We’ve barely settled in before Schofield’s opening track reveals itself to be inspired by Carl Sagan’s Pale Blue Dot: A Vision of the Human Future in Space. Not exactly grits and groceries fare, that. We’re not three songs into this forthcoming release, due on February 18, 2014 via Provologue, when Schofield can be found creating fizzy new tension points inside a 7/8 time signature, one far more typical for prog than any shotgun shack-rattling roots record. That the song is called “Getaway” couldn’t be more fitting, as Schofield cuts an unbeaten passage into yet another heretofore unexplored spot.
Not that there aren’t plenty of the expected elements. No, Schofield has the goods. He can play it new or old school — as 12-bar gems like “The Day You Left,” not to mention in-the-pocket asides like “Clean Break” and “Oakville Shuffle,” so deftly demonstrate. Still, Far As I Can See really snaps and sizzles when Schofield feints one way but then instead strikes out on these thrillingly divergent paths. There’s an unadorned thrill in hearing this age-old music reformulated in such fresh new ways.

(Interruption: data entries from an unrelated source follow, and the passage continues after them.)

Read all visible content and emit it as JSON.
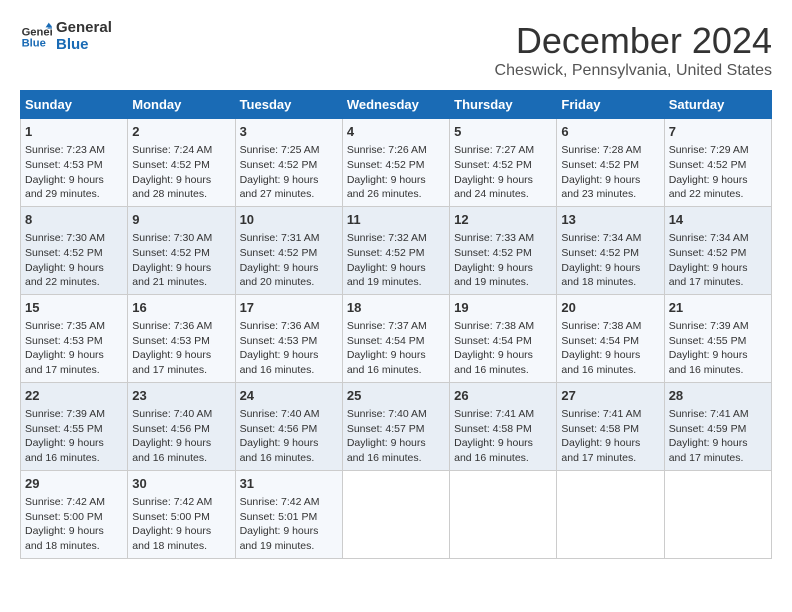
{
  "logo": {
    "line1": "General",
    "line2": "Blue"
  },
  "title": "December 2024",
  "subtitle": "Cheswick, Pennsylvania, United States",
  "days_of_week": [
    "Sunday",
    "Monday",
    "Tuesday",
    "Wednesday",
    "Thursday",
    "Friday",
    "Saturday"
  ],
  "weeks": [
    [
      {
        "day": "1",
        "sunrise": "7:23 AM",
        "sunset": "4:53 PM",
        "daylight": "9 hours and 29 minutes."
      },
      {
        "day": "2",
        "sunrise": "7:24 AM",
        "sunset": "4:52 PM",
        "daylight": "9 hours and 28 minutes."
      },
      {
        "day": "3",
        "sunrise": "7:25 AM",
        "sunset": "4:52 PM",
        "daylight": "9 hours and 27 minutes."
      },
      {
        "day": "4",
        "sunrise": "7:26 AM",
        "sunset": "4:52 PM",
        "daylight": "9 hours and 26 minutes."
      },
      {
        "day": "5",
        "sunrise": "7:27 AM",
        "sunset": "4:52 PM",
        "daylight": "9 hours and 24 minutes."
      },
      {
        "day": "6",
        "sunrise": "7:28 AM",
        "sunset": "4:52 PM",
        "daylight": "9 hours and 23 minutes."
      },
      {
        "day": "7",
        "sunrise": "7:29 AM",
        "sunset": "4:52 PM",
        "daylight": "9 hours and 22 minutes."
      }
    ],
    [
      {
        "day": "8",
        "sunrise": "7:30 AM",
        "sunset": "4:52 PM",
        "daylight": "9 hours and 22 minutes."
      },
      {
        "day": "9",
        "sunrise": "7:30 AM",
        "sunset": "4:52 PM",
        "daylight": "9 hours and 21 minutes."
      },
      {
        "day": "10",
        "sunrise": "7:31 AM",
        "sunset": "4:52 PM",
        "daylight": "9 hours and 20 minutes."
      },
      {
        "day": "11",
        "sunrise": "7:32 AM",
        "sunset": "4:52 PM",
        "daylight": "9 hours and 19 minutes."
      },
      {
        "day": "12",
        "sunrise": "7:33 AM",
        "sunset": "4:52 PM",
        "daylight": "9 hours and 19 minutes."
      },
      {
        "day": "13",
        "sunrise": "7:34 AM",
        "sunset": "4:52 PM",
        "daylight": "9 hours and 18 minutes."
      },
      {
        "day": "14",
        "sunrise": "7:34 AM",
        "sunset": "4:52 PM",
        "daylight": "9 hours and 17 minutes."
      }
    ],
    [
      {
        "day": "15",
        "sunrise": "7:35 AM",
        "sunset": "4:53 PM",
        "daylight": "9 hours and 17 minutes."
      },
      {
        "day": "16",
        "sunrise": "7:36 AM",
        "sunset": "4:53 PM",
        "daylight": "9 hours and 17 minutes."
      },
      {
        "day": "17",
        "sunrise": "7:36 AM",
        "sunset": "4:53 PM",
        "daylight": "9 hours and 16 minutes."
      },
      {
        "day": "18",
        "sunrise": "7:37 AM",
        "sunset": "4:54 PM",
        "daylight": "9 hours and 16 minutes."
      },
      {
        "day": "19",
        "sunrise": "7:38 AM",
        "sunset": "4:54 PM",
        "daylight": "9 hours and 16 minutes."
      },
      {
        "day": "20",
        "sunrise": "7:38 AM",
        "sunset": "4:54 PM",
        "daylight": "9 hours and 16 minutes."
      },
      {
        "day": "21",
        "sunrise": "7:39 AM",
        "sunset": "4:55 PM",
        "daylight": "9 hours and 16 minutes."
      }
    ],
    [
      {
        "day": "22",
        "sunrise": "7:39 AM",
        "sunset": "4:55 PM",
        "daylight": "9 hours and 16 minutes."
      },
      {
        "day": "23",
        "sunrise": "7:40 AM",
        "sunset": "4:56 PM",
        "daylight": "9 hours and 16 minutes."
      },
      {
        "day": "24",
        "sunrise": "7:40 AM",
        "sunset": "4:56 PM",
        "daylight": "9 hours and 16 minutes."
      },
      {
        "day": "25",
        "sunrise": "7:40 AM",
        "sunset": "4:57 PM",
        "daylight": "9 hours and 16 minutes."
      },
      {
        "day": "26",
        "sunrise": "7:41 AM",
        "sunset": "4:58 PM",
        "daylight": "9 hours and 16 minutes."
      },
      {
        "day": "27",
        "sunrise": "7:41 AM",
        "sunset": "4:58 PM",
        "daylight": "9 hours and 17 minutes."
      },
      {
        "day": "28",
        "sunrise": "7:41 AM",
        "sunset": "4:59 PM",
        "daylight": "9 hours and 17 minutes."
      }
    ],
    [
      {
        "day": "29",
        "sunrise": "7:42 AM",
        "sunset": "5:00 PM",
        "daylight": "9 hours and 18 minutes."
      },
      {
        "day": "30",
        "sunrise": "7:42 AM",
        "sunset": "5:00 PM",
        "daylight": "9 hours and 18 minutes."
      },
      {
        "day": "31",
        "sunrise": "7:42 AM",
        "sunset": "5:01 PM",
        "daylight": "9 hours and 19 minutes."
      },
      null,
      null,
      null,
      null
    ]
  ],
  "labels": {
    "sunrise": "Sunrise:",
    "sunset": "Sunset:",
    "daylight": "Daylight:"
  }
}
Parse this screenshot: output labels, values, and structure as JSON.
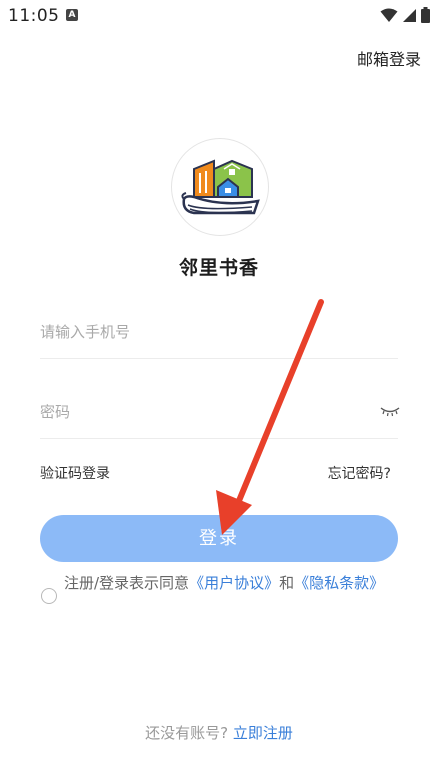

He dabbles in a brawny funk on “Hindsight,” with a Maceo Parker-inspired turn on the alto from James Morton, swerves into grease-popping soul jazz on the organ-flecked “Everything,” and dabbles in Jimi Hendrix’s brand of scalding fusion. Sure, he covers Albert King’s “Breaking Up Somebody’s Home,” but Schofield also dives headlong into the Neville Brothers’ swampy soul with his take on “Yellow Moon.” In the end, this stirringly complex album is as recommended because of its subject matter and textures as it is for Matt Schofield’s justly celebrated performances on guitar.